The campus was closed. Our physical newsroom was shuttered. The students in this project that I directed found themselves hitting brick walls when attempting to conduct interviews. Sources were more concerned with trying to find groceries, toilet paper, and anti-bacterial gel and grappling with working from home or with losing work than with talking to young reporters.
The world changed drastically after we started this project. A pandemic erupted; job losses spiked; an economic recession took hold; and a racial justice uprising ignited renewed calls for institutional change and equality. All of that could have killed this project about young voters’ presidential election concerns. But it didn’t. These issues affect young people’s lives daily. These issues pushed them out into the streets for weeks to demand equality in the midst of a deadly pandemic. Young people organized and led protests across the country this summer after the police killings of Black people, including George Floyd, Breonna Taylor, and Tony McDade.
Young people will inherit this nation and all of its problems. Protesting is one way they choose to push for change. Voting is another. The Vision 2020 Election Stories From the Next Generation project was created to center and document the concerns of young voters in this presidential election. Every four years, older journalists ask young people about their concerns. The result is often generic stories with interviews featuring white, heterosexual, middle-class, college students—casting young white people as the default representative for all young voters.

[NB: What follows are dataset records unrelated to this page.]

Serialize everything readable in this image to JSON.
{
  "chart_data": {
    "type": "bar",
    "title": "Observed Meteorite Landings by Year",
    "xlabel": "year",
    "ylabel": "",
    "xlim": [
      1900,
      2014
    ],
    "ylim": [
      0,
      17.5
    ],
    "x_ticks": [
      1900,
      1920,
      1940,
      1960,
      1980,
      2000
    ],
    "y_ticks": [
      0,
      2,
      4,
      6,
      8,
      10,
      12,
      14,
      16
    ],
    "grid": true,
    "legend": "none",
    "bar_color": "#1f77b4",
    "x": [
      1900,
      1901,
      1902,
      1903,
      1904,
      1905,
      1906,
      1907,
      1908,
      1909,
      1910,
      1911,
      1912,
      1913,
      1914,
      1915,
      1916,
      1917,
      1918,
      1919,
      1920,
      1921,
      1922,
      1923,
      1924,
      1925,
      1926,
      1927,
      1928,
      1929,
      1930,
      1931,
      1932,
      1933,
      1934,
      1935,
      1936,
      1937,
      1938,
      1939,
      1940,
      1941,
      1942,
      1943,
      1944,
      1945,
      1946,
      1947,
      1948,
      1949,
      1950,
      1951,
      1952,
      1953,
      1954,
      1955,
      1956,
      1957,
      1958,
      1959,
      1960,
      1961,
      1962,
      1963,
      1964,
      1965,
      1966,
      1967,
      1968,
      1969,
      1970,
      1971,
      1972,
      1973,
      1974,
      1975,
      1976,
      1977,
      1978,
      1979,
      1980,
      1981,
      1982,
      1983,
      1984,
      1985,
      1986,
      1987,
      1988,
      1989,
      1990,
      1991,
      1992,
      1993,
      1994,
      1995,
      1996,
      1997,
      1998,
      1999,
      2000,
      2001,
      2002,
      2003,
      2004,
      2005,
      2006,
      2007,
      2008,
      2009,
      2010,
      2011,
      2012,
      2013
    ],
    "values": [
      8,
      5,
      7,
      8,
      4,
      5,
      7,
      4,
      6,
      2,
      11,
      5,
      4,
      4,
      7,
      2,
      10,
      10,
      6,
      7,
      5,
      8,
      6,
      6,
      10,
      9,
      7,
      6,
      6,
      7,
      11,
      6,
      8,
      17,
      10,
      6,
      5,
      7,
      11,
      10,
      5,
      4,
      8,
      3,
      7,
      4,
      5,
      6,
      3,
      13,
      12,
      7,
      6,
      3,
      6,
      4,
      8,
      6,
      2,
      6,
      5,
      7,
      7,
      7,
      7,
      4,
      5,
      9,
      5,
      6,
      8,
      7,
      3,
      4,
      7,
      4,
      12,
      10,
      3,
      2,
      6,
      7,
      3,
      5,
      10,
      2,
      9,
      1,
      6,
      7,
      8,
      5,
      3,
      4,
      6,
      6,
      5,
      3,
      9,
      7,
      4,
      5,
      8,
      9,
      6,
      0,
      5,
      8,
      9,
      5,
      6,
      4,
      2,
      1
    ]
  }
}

In this project we empowered young journalists from different backgrounds to develop their own story ideas about their peers’ concerns and report them. They wrote about young Muslim voters’ interests, suppression of the youth vote, and young queers of color as a voting bloc. There are multiple stories in this project that amplify the voices of young voters and their vision for the next president and the nation. I’m proud of the students’ work. Vision 2020 is modeled after an earlier partnership with The Nation, the award-winning project Black on Campus project I codirected with Melissa Harris-Perry. Black student journalists documented Black college students’ experiences in the midst of rising racism on campuses.
The point of this project is to move beyond the narrative of the apathetic young voter. Young voters are often perceived as ambivalent. But history shows us that young people led the nation’s most significant movements, including the fight for voting rights. The late Representative John Lewis worked on voting rights efforts and helped lead the Bloody Sunday march on the Edmund Pettus Bridge that helped garner support for the 1965 Voting Rights Act. Unita Blackwell, who died last year, registered Black people to vote during the 1964 Freedom Summer campaign and became the first Black woman mayor in Mississippi. Diane Nash, a founding member of the groundbreaking youth-led civil rights organization SNCC, was a key organizer of the 1965 Selma voting rights campaign. Dave Dennis served as the Mississippi Congress of Racial Equality project director in the early 1960s and worked to register Black people to vote in the Deep South years before and during Freedom Summer.
No one knows who today’s generation of young voters will become—or how they will change the nation. Our young journalists’ stories aim to illuminate issues that are on the radar of this generation whose youth was shaped by a stream of fatal police brutality videos, numerous deadly mass shootings, severe climate change, and a rise in racist, Islamophobic, and anti-Semitic violence. Their anger and energy thrust them into the streets to protest this summer. They will surely take some of that passion to the polls in November. We hope these stories offer some insight into what’s important to this young generation and what’s at stake for them this election.